1954. Ray Kroc, a milkshake mixer salesman, went to the California hamburger stand which was running eight of his Multimixers. Kroc approached the owners of the hamburger stand, Dick and Mac McDonald, and asked them to open several of the restaurants so he could sell eight of his Multimixers to each one.

The McDonald brothers didn’t know whom they could get to open the restaurants, so Kroc volunteered. Kroc opened the Des Plaines, Illinois McDonald’s in 1955. Kroc became the licensing agent for the McDonald brothers and recruited franchisees. In 1961 he bought out the McDonald brothers’ interest. Today, McDonald’s Corporation has over 30,000 McDonald’s restaurants worldwide with more than $20 billion in revenue.

1950s-1970s. The return of service men and women after World War II and the baby boom created an enormous need for various products and services. Franchising met the need with its perfect business model for rapid expansion and gave consumers standardized products and predictable services. Some of the more recognizable franchise networks during this time were: Burger King, Wendy’s, KFC, Baskin-Robbins, Dunkin Donuts, Holiday Inn, Sheraton, Midas, 7-Eleven, H&R Block, and Pearle Vision Center.

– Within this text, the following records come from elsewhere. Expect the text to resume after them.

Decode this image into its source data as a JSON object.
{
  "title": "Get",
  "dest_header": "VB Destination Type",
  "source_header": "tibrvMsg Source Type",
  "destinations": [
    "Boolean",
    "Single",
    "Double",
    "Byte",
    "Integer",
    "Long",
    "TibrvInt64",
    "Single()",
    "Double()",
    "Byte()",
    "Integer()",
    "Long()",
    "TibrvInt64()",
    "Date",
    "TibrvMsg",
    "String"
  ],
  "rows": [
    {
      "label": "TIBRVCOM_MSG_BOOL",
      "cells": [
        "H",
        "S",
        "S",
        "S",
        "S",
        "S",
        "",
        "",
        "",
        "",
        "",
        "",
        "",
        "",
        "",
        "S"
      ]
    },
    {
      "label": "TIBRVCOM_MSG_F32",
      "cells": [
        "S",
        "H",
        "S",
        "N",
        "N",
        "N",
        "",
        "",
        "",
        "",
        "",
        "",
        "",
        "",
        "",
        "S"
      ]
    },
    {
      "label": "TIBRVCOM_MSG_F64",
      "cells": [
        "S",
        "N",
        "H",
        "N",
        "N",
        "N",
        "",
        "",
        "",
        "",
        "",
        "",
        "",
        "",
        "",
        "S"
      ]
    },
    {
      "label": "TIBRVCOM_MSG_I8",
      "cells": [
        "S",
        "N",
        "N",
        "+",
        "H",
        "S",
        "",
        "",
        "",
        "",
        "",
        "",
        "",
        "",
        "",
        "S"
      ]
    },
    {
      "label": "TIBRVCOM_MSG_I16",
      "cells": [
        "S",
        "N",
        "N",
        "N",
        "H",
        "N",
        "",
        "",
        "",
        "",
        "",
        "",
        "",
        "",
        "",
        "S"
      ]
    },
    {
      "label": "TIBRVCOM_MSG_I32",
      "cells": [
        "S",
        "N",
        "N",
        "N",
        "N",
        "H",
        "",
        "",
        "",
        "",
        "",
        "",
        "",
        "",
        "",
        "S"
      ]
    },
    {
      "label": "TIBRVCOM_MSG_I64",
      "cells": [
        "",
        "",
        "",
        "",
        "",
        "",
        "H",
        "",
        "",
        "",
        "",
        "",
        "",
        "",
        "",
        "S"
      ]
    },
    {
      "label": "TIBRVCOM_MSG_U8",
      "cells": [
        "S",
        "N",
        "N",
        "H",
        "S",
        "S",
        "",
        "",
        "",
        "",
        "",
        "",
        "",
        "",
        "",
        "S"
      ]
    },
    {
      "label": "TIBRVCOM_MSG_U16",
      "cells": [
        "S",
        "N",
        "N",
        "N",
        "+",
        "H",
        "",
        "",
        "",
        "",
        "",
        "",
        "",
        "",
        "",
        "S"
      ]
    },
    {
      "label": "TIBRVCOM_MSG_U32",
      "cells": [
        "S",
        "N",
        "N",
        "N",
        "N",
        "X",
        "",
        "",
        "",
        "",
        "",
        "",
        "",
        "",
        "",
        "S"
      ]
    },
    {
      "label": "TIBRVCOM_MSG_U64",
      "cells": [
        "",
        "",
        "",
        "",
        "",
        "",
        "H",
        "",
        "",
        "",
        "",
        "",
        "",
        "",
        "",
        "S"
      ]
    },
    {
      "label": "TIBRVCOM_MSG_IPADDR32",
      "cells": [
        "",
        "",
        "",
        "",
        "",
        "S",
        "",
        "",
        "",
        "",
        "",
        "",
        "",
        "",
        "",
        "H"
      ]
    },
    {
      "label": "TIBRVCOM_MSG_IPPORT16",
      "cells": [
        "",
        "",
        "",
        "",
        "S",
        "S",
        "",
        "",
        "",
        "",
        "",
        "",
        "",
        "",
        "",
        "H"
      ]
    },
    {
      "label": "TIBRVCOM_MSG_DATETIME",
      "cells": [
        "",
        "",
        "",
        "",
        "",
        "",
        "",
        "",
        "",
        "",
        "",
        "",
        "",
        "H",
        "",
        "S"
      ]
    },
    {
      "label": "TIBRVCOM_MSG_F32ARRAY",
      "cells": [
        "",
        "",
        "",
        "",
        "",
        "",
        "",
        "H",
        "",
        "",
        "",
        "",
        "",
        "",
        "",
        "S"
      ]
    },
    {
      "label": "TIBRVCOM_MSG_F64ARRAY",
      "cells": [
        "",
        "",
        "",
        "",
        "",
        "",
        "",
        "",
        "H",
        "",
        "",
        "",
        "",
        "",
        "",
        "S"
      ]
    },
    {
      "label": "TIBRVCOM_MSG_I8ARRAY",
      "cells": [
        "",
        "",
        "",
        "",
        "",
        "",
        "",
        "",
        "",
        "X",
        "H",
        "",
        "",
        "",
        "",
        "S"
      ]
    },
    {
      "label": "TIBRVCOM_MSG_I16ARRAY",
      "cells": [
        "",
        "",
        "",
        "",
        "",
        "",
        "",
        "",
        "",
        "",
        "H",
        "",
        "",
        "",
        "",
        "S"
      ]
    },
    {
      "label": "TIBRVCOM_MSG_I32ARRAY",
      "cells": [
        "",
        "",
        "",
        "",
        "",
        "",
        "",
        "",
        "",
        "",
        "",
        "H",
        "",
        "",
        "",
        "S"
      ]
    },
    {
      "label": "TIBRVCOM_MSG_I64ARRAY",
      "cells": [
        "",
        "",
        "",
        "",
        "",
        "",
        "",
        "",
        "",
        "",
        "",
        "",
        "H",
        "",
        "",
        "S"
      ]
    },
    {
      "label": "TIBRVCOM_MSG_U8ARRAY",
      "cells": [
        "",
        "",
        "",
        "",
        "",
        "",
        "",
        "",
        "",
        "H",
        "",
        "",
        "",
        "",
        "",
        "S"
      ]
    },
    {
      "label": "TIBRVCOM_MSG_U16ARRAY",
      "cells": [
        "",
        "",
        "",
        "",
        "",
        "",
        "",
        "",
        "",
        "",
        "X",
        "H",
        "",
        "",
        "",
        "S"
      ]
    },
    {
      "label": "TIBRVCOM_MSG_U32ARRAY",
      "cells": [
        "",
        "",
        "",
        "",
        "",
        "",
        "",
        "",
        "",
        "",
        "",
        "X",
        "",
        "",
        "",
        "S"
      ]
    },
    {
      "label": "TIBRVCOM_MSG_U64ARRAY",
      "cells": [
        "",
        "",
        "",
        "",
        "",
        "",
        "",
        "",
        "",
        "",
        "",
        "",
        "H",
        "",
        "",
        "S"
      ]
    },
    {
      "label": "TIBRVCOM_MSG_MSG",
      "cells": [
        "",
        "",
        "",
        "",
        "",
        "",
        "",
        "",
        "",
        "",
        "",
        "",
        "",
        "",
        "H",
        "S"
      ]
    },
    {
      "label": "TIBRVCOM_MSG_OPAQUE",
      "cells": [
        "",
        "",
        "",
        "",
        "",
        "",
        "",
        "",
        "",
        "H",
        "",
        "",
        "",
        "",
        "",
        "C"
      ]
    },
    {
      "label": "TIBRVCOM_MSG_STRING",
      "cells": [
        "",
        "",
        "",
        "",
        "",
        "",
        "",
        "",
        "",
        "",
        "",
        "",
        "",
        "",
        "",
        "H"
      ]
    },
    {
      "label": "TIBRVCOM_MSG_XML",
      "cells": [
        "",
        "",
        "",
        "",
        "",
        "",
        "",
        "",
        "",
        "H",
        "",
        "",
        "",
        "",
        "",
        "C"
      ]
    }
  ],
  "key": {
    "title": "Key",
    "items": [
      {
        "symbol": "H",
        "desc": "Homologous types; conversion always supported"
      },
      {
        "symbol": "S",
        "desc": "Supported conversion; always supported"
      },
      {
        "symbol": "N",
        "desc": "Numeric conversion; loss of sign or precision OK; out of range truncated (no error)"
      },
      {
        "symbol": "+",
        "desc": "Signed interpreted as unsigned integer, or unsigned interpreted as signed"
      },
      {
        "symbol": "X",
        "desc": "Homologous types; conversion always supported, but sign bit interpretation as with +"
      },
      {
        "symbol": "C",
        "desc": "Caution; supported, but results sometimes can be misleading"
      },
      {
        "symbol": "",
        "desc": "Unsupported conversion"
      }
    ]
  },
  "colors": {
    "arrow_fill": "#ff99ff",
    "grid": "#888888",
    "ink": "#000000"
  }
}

1970s-present. Despite the successful expanding businesses we still recognize today, there were also many unscrupulous businessmen who abused the franchising model. There were completely fraudulent franchise companies which took money from the franchise purchaser (franchisee) and then disappeared. Other companies were undercapitalized and poorly managed which then went bankrupt.

In response to the growing number of franchised businesses and fraudulent franchising activities, the International Franchise Association (IFA) was formed by franchisors, franchisees, and suppliers to provide help and guidance to the entire industry. The IFA adopted a Code of Ethics to establish a framework of best practices in franchise relationships. Today, the IFA works closely with the United States Congress and the Federal Trade Commission to improve how the industry relates to the franchisees.

Unfortunately, the IFA’s Code of Ethics was not enough to stop the fraudulent franchising activities. In 1978 the Federal Trade Commission enacted the law, now known as the Franchise Rule, requiring franchisors to provide a lengthy document called the Uniform Franchise Offering Circular (UFOC) to all potential franchisees. The UFOC provides detailed information about the franchising company so that the prospective franchisee can make an informed decision.

In addition to the federal UFOC requirements, states have also established requirements for selling franchises. Some states require registration or notification under their own franchise laws. Other states regulate franchise sales under business opportunity laws, securities laws, consumer protection laws, and advertising laws.